There have been no clear uniform treatment guidelines for PRES. Treatment is usually symptomatic. Anticonvulsant treatment duration is debated. Such treatment is discontinued in patients as soon as PRES symptoms have resolved. According to other authors, it should be continued for up to 3 months following symptom resolution [
19]. Lucchini et al. [
6] suggest anticonvulsant treatment for up to 2 years following PRES resolution in order to prevent potential late complications [
6,
18]. Our patients were treated symptomatically with anticonvulsants, diuretics and hypotensives plus—as a part of prevention—also antifungals, antibiotics and antivirals, no longer than 2 months.

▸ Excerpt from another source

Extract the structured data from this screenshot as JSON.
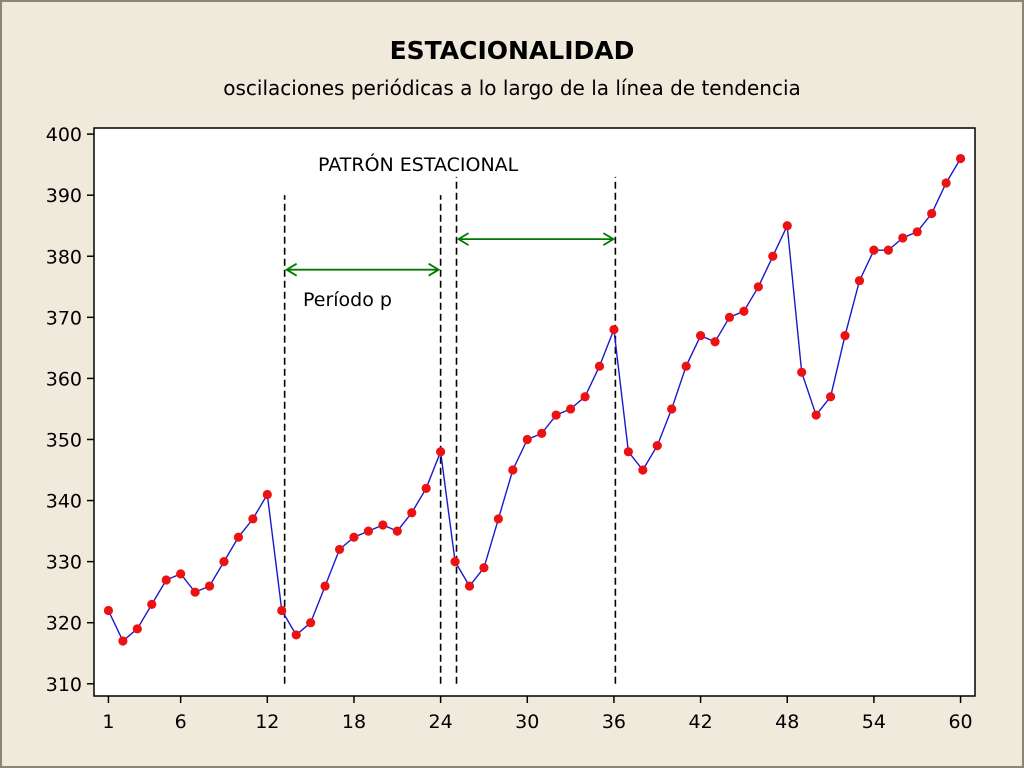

No patient had recurrence of PRES, despite continuation of cancer treatment. However, one patient developed refractory epilepsy 5 years after PRES. Two patients died during follow-up. One death was due to
Clostridium sepsis, and the other one—due to the progression of basal disease—hepatoblastoma. PRES is a risk factor for patient outcome because of the need to suspend chemotherapy when it occurs in induction and obviously because of its proper mortality risk [
31]
. The onset of PRES in our cohort disrupted chemotherapy course postponing it by 0–30 days (mean of 13 days). One patient died due to septicaemia 4 days following onset of PRES, whilst another one was diagnosed with PRES before chemotherapy commencement.